After multiple depositions and conferencing the case with the Judge who would hear the case, the parties agreed to go to privatemediation.  After prolonged negotiations, the matter was finally settled for $200,000.00, resulting in a substantial monetary recovery to Officer Brown, over and above the injury on duty benefits he received during the year and a half he was out on IOD status. 

Injured officers throughout Massachusetts should always consider seeking a free consultation with us to determine his or her rights, benefits, and the probability of making a successful claim.  I am always available by telephone, email or a personal meeting.  Once I evaluate the case and the officer's chances of success, the decision whether to go forward rests with the officer.  If the injured officer is out of work, the decision when to return to work rests, as it should, with the officer and his or her doctor.  Unlike other attorneys, we do not believe in, nor do we have any interest in, keeping officers out injured any longer than necessary to heal from their injuries.  As it is, many of our injured officers never miss a day of work and are still able to receive substantial compensation for their injuries which continue to nag at them during long hours spent behind the wheel of a cruiser and/or standing on a road job.

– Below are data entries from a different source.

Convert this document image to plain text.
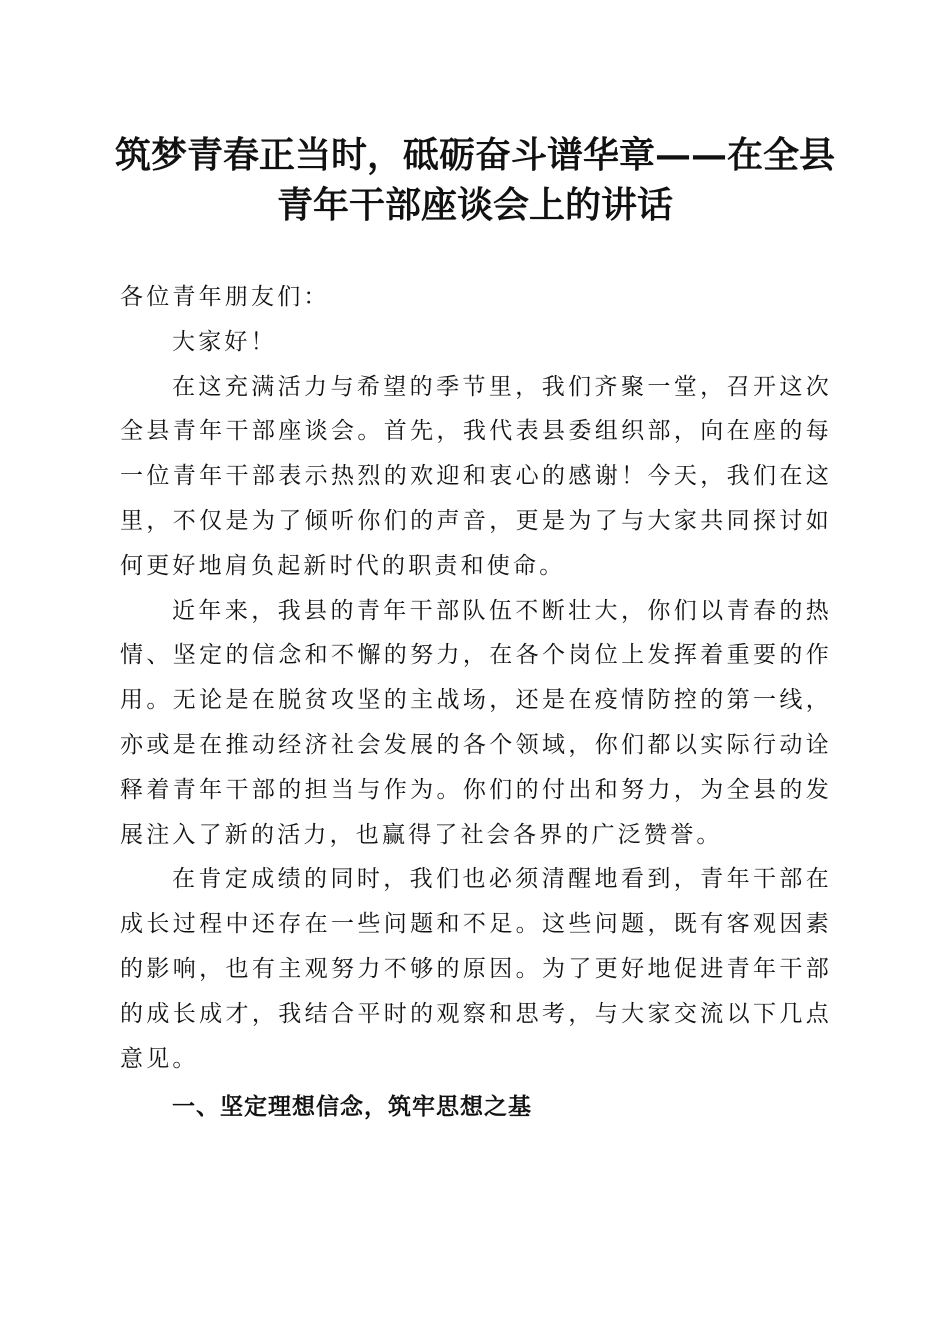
筑梦青春正当时，砥砺奋斗谱华章——在全县
青年干部座谈会上的讲话

各位青年朋友们：

大家好！

在这充满活力与希望的季节里，我们齐聚一堂，召开这次全县青年干部座谈会。首先，我代表县委组织部，向在座的每一位青年干部表示热烈的欢迎和衷心的感谢！今天，我们在这里，不仅是为了倾听你们的声音，更是为了与大家共同探讨如何更好地肩负起新时代的职责和使命。

近年来，我县的青年干部队伍不断壮大，你们以青春的热情、坚定的信念和不懈的努力，在各个岗位上发挥着重要的作用。无论是在脱贫攻坚的主战场，还是在疫情防控的第一线，亦或是在推动经济社会发展的各个领域，你们都以实际行动诠释着青年干部的担当与作为。你们的付出和努力，为全县的发展注入了新的活力，也赢得了社会各界的广泛赞誉。

在肯定成绩的同时，我们也必须清醒地看到，青年干部在成长过程中还存在一些问题和不足。这些问题，既有客观因素的影响，也有主观努力不够的原因。为了更好地促进青年干部的成长成才，我结合平时的观察和思考，与大家交流以下几点意见。

一、坚定理想信念，筑牢思想之基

As with all claims involving an officer's injury on duty, there are no guarantees.  Many police injury cases involve sophisticated legal issues, problems of proof, technical insurance policy coverage disputes, and issues that arise under Massachusetts General Laws c. 41, §100 and §111F, Chapter 152, State Police Article 8 and/or other related laws.

When we work on these cases, we work on a contingent fee basis. That means the injured officer pays nothing up front and while the case is pending.  He or she only need pay for legal services and expenses at the end of the case, if we successfully collect money on the claim.   We typically will receive one-third of the money collected.   In the off-chance we are unable to collect money for the injured officer, the officer owes nothing for our legal services.